New data supports previous studies that low-dose CT (LDCT) lung cancer screening can effectively reduce the risk of patients dying of lung cancer.
The United Kingdom Lung Cancer Screening (UKLS) trial confirms that LDCT reduces lung cancer mortality. A meta-analysis of nine randomized clinical trials including the UKLS data showed a 16 percent relative reduction in lung cancer mortality when compared against a non-LDCT control arm, reported John Field, PhD, of the University of Liverpool in England, at the IASLC 2021 World Conference on Lung Cancer. Previous studies, such as the National Lung Screening Trial and The NELSON LDCT screening trial, provided evidence of a statistically significant reduction (20% and 24%, respectively) in lung cancer mortality.
Study Details
The randomized controlled UKLS trial compared LDCT screening with usual care in a high-risk population. Risks for the UKLS were calculated using a modified version of the Liverpool Lung Project model that incorporates age, smoking duration, family history of lung cancer, history of previous malignancies, and exposure to asbestosis. It also includes other potential respiratory risk factors (bronchitis, emphysema, tuberculosis, and COPD), in addition to pneumonia, and treats cigar and pipe smoking as conferring an identical risk to cigarette smoking.
The researchers enrolled 4,055 participants from October 2011 to February 2013, with either a single invitation to LDCT screening or no screening (usual care). Data were collected on lung cancer cases and deaths to February 29, 2020, through linkage to national registries. The primary outcome was mortality due to lung cancer.
After a median follow-up of 7.4 years, Field's team analyzed 1,987 UKLS participants in the intervention arm and 1,981 in usual-care arm. During this time, 30 lung cancer deaths were reported in the screening arm and 46 deaths in the control arm. The primary analysis showed a relative rate of 0.65; (RR 0.65, 95% CI 0.41-1.02, P=0.062).
There was not a statistically significant difference between the two arms, but Field noted that the relative benefit in terms of lung cancer mortality was seen most strongly in the 3-6 years after randomization and continued for the 7-year follow-up period.
There were no differences in lung cancer mortality between male and female subgroups. There was a non-significant increase in the incidence of lung cancer for men and women. The benefit of early detection was maintained beyond 5 years after random assignment, he said.
Of the 161 patients diagnosed with lung cancer, 100 patients died from any cause. There were significantly fewer late-stage lung cancer deaths in the screening arm compared to the control arm. Some 61 percent of the cancers found were diagnosed at Stage I, and possibly curative surgery could be performed for 83 percent of the cancers found, said Field.
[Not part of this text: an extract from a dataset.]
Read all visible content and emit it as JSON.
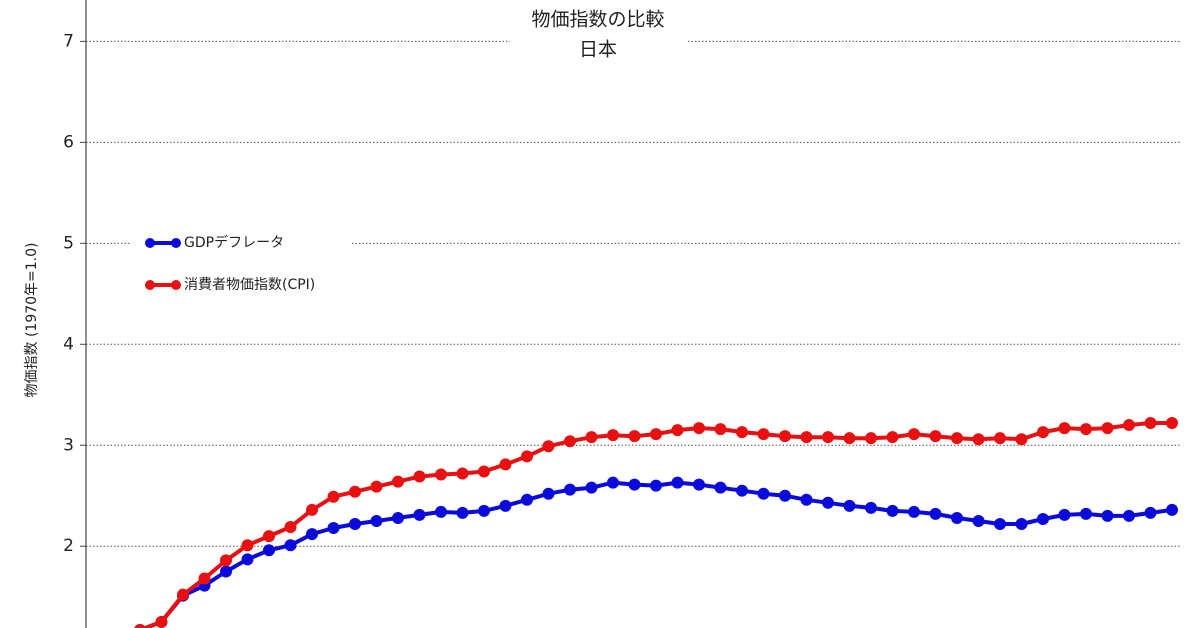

Additionally, Field and colleagues included their results in a random-effects meta-analysis to provide a synthesis of the latest randomized trial evidence. This meta-analysis of nine previous randomized controlled trials on LDCT included randomized trials published up to November 2, 2020, with at least 3 years median follow-up. The results of the meta-analysis indicated a significant reduction in lung cancer mortality.
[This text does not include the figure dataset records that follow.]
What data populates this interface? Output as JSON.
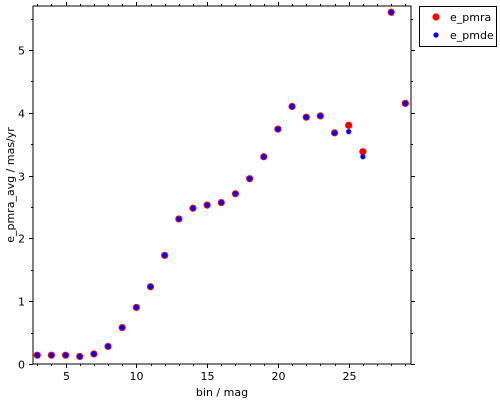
{
  "chart_data": {
    "type": "scatter",
    "xlabel": "bin / mag",
    "ylabel": "e_pmra_avg / mas/yr",
    "xlim": [
      2.7,
      29.4
    ],
    "ylim": [
      0,
      5.7
    ],
    "x_ticks": [
      5,
      10,
      15,
      20,
      25
    ],
    "y_ticks": [
      0,
      1,
      2,
      3,
      4,
      5
    ],
    "grid": false,
    "legend_position": "top-right-outside",
    "series": [
      {
        "name": "e_pmra",
        "color": "#ff0000",
        "marker": "filled-circle-large",
        "x": [
          3,
          4,
          5,
          6,
          7,
          8,
          9,
          10,
          11,
          12,
          13,
          14,
          15,
          16,
          17,
          18,
          19,
          20,
          21,
          22,
          23,
          24,
          25,
          26,
          28,
          29
        ],
        "y": [
          0.14,
          0.14,
          0.14,
          0.12,
          0.16,
          0.28,
          0.58,
          0.9,
          1.23,
          1.73,
          2.31,
          2.48,
          2.53,
          2.57,
          2.71,
          2.95,
          3.3,
          3.74,
          4.1,
          3.93,
          3.95,
          3.68,
          3.8,
          3.38,
          5.6,
          4.15
        ]
      },
      {
        "name": "e_pmde",
        "color": "#0000ff",
        "marker": "filled-circle-small",
        "x": [
          3,
          4,
          5,
          6,
          7,
          8,
          9,
          10,
          11,
          12,
          13,
          14,
          15,
          16,
          17,
          18,
          19,
          20,
          21,
          22,
          23,
          24,
          25,
          26,
          28,
          29
        ],
        "y": [
          0.14,
          0.14,
          0.14,
          0.12,
          0.16,
          0.28,
          0.58,
          0.9,
          1.23,
          1.73,
          2.31,
          2.48,
          2.53,
          2.57,
          2.71,
          2.95,
          3.3,
          3.74,
          4.1,
          3.93,
          3.95,
          3.68,
          3.7,
          3.3,
          5.6,
          4.15
        ]
      }
    ]
  }
}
"LDCT screening was associated with a 16 percent relative reduction in lung cancer mortality, when compared against a non-LDCT control arm with no significant heterogeneity," said Field.
In addition, the meta-analysis showed a small reduction in all-cause mortality; he noted that this translates into a large number of lives saved.
"The UKLS mortality data and recent meta-analysis provides the impetus to now put in place long-term lung cancer screening programs internationally, and especially encourage nations in Europe to start their own implementation programs. Lung cancer early detection and surgical intervention saves lives," Field concluded.
Mark L. Fuerst is a contributing writer.